Good Enough is Perfect.
The animator and director John Lasseter has been quoted as saying that Pixar films are never finished, they just get released. He wasn’t the first to express this sentiment – in 2002 Star Wars sound effects engineer Ben Burtt made a documentary called ‘Films are not Released, they Escape‘.
Obviously these are just two recorded instances. I don’t doubt that there have been countless expressions of the same sentiment directed towards a large number of creative endeavours throughout history (and prehistory).
‘‘You know you’ve hammered the socket holes on the wrong side of the lintel?’
‘Bo**ocks. We’ll bang in a new set and raise it quick. No-one’s going to see it from down there anyway.’
Anon. Salisbury Plain. 2,500 BCE. Probably.
Google are proponents of the ‘release early, update often’ approach. This brings with it a number of advantages – early adoption by version/product junkies means free bug checking, ongoing code and robustness testing, and rapid feedback which can be used to shape the product for future releases. And all this is free, courtesy of a vast and enthusiastic user-base.
Microsoft, at first glance, appear to take the opposite route. They have a protracted teaser period, crowned by an eye-wateringly expensive global release. This is often followed by a backlash of criticism, some justified, some perhaps not. Then over the next few years complaints/bugs/security holes are addressed as updates while development of the next big point release goes on, ready for the next big release.
The two approaches – expense aside – have a lot in common, but the release early approach has the edge.
Ultimately the most significant advantage is that the release early approach results in a lot more work being done, and a lot more ground being covered in a shorter time. Millions of people are going to use these products, so it makes sense to get millions of people using them as early as possible. It means the development teams can concentrate on product development. The Microsoft model fragments the process – either the team developing the next point release is distracted by patching the last release, or the team is split into two – one to patch the current release, and another to develop the next release. And on the next release the process begins again, and fragments further, because another team will have to be spawned to support earlier releases in form of service packs. For example, Microsoft currently support three separate versions of Office, while the Google version – Docs – only ever has one version under constant revision.

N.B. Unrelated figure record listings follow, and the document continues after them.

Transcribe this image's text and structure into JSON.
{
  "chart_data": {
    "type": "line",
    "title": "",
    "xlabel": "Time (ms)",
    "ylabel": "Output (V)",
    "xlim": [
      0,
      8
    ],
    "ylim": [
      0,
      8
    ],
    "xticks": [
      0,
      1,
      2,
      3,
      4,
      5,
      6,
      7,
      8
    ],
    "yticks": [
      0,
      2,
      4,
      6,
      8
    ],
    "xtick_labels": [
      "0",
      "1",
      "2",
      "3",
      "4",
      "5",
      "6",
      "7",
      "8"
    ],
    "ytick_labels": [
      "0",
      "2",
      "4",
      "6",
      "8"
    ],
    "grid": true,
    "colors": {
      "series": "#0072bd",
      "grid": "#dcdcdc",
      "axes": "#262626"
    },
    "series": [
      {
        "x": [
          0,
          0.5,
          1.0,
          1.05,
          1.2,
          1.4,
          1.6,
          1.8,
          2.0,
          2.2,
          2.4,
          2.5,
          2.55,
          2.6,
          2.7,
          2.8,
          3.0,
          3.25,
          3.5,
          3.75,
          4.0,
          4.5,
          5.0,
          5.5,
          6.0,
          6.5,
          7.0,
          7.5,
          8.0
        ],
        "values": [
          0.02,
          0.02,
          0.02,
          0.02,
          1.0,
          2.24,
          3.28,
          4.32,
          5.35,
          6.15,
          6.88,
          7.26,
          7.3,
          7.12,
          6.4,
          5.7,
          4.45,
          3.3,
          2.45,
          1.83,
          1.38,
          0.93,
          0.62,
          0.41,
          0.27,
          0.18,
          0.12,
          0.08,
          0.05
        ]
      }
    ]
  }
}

Ok fine. What’s this got to do with anything though? I mean really?
It’s a living example of ‘not letting perfect become the enemy of good enough’ versus ‘good enough is the enemy of the great.’ This largely relates to online projects (such as blog entries) because of the ‘release’ aspect, but the essence of the approach can be adapted to almost anything you create.
Release early, update often (good enough and getting better).
In the first instance you get work done, you get work out there, and you can improve your work based on the feedback it receives, or the thoughts you have about it now it’s in the wild. Because once it’s out there, modifying parts of it you’re no longer happy with becomes and imperative before too many people read it.
Modify in seclusion, polish until perfect (never quite good enough. May never be released).
We’ve all been there. We’ve all worked on a project for too long, ensuring every sentence is just so, that the argument is sustained, that the correct terminology has been employed to the best effect. When it’s finally released into the wild, you’ve invested so much into it that you’re perhaps overly protective – not so open to criticism or suggestions. The prospect of further revisions takes on a nightmarish quality. Or worse still, your protectiveness could lead you down darker paths – you could find yourself defending an idea or suggestion you no longer have any faith in. Ooooh.
So get something done. Get it out there. Take criticism on the chin, and keep tickling.
Obviously strive to be the best, but not to the point where you’re just the best in your study.